Diary of a Mad Black Woman

Kimberly Elise, Diary of a Mad Black Woman
Photo: Diary of a Mad Black Woman: Alfeo Dixon

The gonzo soap opera Diary of a Mad Black Woman is a bad movie so over-the-top that at moments it’s almost good — or, at least, more arresting than it has any right to be. At the beginning, Helen (Kimberly Elise), who is sprightly and angel-faced and has been married for 18 years, gets kicked out of her home in the Atlanta suburbs. To state that basic fact doesn’t begin to describe the deranged spectacle of the event. The house is no mere house: It’s a stone mansion bigger than Wayne Manor or Gosford Park. That house is the film’s way of saying, This is not your father’s movin’-on-up assimilation daydream. You’d imagine the lord of the manor might be some sort of multinational CEO, but no: Charles McCarter (Steve Harris), Helen’s husband, is merely an attorney, albeit a very prominent one. He is also a rat bastard, a heartless and conniving philanderer who has two children with his mistress (Lisa Marcos). After informing Helen that their marriage is over, he hits the point home by literally dragging her out the door, as the (notably light-skinned) bitch-mistress looks on. At least one thing is wrong with this picture: If Charles is supposed to be such a poshly pretentious, imperiously self-interested customer, it seems highly unlikely that he’d go out of his way to make a scene in which he behaves like a low-dog pimp. Yet that’s all part of the shameless trash-fantasy broadness that gives Diary of a Mad Black Woman its crudely rousing tent-show juice. The film, directed by music-video vet Darren Grant, was written by Tyler Perry, a playwright and burlesque character actor who’s developed a major following on stage (he plays three roles in the film), and he pumps his clichés so full of hot air that they stay aloft even as you’re laughing at their brazenness.

Tossed out on her own, without a penny of Charles’ fortune (she had signed a prenup), Helen is like the heroine of An Unmarried Woman abandoned into a world of pulp retribution and princess romance. Charles, you’d better believe, gets exactly what’s coming to him, but Helen also meets a too-good-to-be-true suitor, a steel-factory worker named Orlando (Shemar Moore) who, with his cornrows and soft manner, is like a hip-hop Ken doll. (He actually says, ”I want to be your knight in shining armor.”) Kimberly Elise, who has been featured in such films as The Manchurian Candidate and Beloved and was the star of Woman Thou Art Loosed (which was earlier a play by Perry), has a face that’s all sexy, winsome curlicues. She’s as beautiful as Michelle Pfeiffer, and she’s got range: She can glow adoringly one moment and rage, with a dash of hellfire, the next. Aiding Helen at every turn is Madea, her rascally, big-bottomed, gun-totin’ ancient giantess of a grandma — played, by Perry himself, in a drag act that would look even more outrageous if Eddie Murphy and Martin Lawrence hadn’t gotten there first.

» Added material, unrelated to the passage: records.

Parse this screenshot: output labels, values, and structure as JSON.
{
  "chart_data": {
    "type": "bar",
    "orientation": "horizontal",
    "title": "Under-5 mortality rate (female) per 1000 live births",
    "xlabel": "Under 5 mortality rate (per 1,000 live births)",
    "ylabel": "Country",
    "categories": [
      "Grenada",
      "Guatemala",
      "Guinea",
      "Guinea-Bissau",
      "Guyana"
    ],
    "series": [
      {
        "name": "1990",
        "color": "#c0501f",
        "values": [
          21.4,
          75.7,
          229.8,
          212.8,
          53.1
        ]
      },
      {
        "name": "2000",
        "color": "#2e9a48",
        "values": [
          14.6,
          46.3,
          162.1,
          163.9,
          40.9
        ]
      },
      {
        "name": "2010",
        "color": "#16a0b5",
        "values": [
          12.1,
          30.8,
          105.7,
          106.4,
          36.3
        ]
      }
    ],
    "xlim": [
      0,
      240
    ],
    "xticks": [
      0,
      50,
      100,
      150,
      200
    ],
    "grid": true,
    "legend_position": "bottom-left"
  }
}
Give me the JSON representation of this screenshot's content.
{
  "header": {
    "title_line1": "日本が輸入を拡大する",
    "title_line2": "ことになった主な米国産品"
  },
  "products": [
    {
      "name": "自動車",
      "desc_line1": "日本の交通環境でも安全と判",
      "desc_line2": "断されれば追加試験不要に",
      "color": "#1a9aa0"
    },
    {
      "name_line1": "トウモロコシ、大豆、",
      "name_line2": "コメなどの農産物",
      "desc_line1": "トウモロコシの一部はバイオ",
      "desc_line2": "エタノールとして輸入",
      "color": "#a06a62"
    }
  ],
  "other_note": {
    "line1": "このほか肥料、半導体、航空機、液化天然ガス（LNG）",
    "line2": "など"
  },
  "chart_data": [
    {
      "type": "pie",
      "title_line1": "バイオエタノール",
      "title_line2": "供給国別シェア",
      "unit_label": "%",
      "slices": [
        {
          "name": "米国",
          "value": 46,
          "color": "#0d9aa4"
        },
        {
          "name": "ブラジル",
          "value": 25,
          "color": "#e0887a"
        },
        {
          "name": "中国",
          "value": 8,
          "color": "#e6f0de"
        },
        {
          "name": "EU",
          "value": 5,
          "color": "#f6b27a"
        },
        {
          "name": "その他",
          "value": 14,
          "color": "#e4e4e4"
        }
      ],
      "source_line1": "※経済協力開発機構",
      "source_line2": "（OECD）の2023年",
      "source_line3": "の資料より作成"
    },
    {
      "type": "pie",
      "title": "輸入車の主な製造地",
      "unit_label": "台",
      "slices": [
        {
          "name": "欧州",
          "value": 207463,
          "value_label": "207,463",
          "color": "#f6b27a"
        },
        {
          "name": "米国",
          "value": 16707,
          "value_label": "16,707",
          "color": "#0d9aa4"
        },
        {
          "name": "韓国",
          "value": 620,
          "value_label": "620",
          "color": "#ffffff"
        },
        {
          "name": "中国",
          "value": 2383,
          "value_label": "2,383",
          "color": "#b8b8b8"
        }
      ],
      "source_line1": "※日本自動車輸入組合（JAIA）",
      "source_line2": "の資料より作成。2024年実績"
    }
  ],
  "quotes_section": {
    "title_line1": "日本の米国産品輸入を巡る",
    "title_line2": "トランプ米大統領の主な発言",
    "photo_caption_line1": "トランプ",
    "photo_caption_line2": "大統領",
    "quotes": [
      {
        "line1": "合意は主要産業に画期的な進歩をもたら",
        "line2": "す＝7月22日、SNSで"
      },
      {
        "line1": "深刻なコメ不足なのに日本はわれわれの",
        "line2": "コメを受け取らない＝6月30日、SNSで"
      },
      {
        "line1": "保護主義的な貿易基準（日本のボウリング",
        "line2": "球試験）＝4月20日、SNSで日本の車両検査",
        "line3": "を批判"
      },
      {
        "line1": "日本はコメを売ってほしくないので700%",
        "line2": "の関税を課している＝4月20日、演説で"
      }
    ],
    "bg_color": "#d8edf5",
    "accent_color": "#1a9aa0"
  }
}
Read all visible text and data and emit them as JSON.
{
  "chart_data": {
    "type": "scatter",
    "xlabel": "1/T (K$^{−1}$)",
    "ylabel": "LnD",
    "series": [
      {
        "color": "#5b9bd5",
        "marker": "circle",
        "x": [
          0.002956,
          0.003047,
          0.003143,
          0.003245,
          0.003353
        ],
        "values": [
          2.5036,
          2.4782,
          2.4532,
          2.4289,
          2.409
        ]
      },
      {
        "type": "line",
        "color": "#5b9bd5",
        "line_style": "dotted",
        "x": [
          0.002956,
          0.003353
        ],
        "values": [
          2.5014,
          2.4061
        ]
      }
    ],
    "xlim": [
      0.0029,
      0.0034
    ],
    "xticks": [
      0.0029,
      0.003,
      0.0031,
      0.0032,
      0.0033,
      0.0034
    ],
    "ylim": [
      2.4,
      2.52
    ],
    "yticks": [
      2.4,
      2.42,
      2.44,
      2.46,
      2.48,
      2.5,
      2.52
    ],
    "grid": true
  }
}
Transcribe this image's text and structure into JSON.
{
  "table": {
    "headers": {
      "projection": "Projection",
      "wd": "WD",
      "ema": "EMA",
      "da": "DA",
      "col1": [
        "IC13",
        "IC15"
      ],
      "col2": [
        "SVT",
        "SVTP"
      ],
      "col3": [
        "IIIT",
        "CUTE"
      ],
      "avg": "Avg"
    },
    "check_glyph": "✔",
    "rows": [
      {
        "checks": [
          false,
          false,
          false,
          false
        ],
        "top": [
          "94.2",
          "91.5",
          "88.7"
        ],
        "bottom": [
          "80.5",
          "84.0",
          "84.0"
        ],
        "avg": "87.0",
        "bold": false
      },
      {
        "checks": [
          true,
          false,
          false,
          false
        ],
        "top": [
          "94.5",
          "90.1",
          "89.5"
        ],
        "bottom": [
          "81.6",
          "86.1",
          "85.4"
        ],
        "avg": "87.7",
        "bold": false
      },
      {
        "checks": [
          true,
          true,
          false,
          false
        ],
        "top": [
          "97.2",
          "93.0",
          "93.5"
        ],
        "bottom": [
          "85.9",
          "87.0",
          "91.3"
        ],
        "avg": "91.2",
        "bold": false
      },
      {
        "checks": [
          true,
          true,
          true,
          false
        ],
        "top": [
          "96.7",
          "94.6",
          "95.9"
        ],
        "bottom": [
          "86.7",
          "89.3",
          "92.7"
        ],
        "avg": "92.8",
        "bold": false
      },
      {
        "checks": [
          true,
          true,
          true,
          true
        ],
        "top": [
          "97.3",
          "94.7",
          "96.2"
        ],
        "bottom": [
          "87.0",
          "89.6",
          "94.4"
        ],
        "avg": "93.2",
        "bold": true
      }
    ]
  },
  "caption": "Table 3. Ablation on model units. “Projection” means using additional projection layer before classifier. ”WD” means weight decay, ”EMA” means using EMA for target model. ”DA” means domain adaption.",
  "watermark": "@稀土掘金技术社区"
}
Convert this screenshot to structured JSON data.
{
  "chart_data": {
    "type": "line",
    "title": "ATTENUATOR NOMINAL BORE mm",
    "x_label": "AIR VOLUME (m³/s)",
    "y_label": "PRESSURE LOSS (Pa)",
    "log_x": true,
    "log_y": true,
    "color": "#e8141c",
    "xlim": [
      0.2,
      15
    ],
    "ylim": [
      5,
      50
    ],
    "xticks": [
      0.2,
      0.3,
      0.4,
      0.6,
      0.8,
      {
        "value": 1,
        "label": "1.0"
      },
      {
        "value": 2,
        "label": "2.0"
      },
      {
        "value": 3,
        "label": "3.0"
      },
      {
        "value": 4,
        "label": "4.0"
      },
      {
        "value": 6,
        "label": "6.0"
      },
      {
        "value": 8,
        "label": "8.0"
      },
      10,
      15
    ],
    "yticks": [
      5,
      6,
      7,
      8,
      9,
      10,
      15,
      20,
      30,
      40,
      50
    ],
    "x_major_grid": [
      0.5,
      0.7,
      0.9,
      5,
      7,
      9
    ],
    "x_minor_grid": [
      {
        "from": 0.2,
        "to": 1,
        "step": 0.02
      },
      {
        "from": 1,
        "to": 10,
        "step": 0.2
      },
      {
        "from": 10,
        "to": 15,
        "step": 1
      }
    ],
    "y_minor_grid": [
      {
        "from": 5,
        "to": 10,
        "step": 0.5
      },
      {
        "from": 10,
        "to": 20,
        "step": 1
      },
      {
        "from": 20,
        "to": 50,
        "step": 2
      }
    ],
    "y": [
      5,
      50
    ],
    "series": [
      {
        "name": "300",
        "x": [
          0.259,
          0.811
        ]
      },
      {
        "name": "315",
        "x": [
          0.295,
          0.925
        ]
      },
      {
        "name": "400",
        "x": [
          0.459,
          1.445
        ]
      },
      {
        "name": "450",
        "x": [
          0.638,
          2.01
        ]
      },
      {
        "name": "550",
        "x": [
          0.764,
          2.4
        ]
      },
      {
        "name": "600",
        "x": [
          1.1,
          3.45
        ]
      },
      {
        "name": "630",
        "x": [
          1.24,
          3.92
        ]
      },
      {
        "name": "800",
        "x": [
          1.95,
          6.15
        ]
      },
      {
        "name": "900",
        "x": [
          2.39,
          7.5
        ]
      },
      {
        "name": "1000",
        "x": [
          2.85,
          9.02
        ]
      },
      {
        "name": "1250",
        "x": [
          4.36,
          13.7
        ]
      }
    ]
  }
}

Madea, who is Perry’s most popular stage character, schools Helen in the art of payback, as in the scene where they rip up the mistress’ clothes. ”This is for every black woman who ever had a problem with a black man!” whoops Madea, and she might be speaking for the entire film, which is presented as a kind of passion play for black women. Helen, the saintly housewife scorned, never transcends being an archetype, yet she’s offered up as a soulful super-martyr for every sister in the audience to project onto. She’s a walking one-woman Waiting to Exhale, and Diary could end up rousing its audience in a similar way.

One of the most insidious lies in Hollywood is that its decision makers don’t care about black or white — that the only color that matters to them is green. This has always been a fashionably cynical way of explaining why there aren’t more black films, yet what it does, in effect, is to blame African-American audiences for the racial blinders of the film industry. Where were all the black chick flicks that were supposed to follow the success of Waiting to Exhale? (There was How Stella Got Her Groove Back and then…not much.) If Hollywood were doing its job, there’d be no need for — or defense of — a movie as outsize in its melodrama as Diary of a Mad Black Woman, yet it’s Tyler Perry’s belief that he isn’t just telling a story, he’s telling the story, that kept me watching. The climactic gospel number, ”I Want to Be Free,” seems to let loose all the pent-up emotion of the characters’ trials and dreams. Diary is a crock, all right, but a crock made with conviction.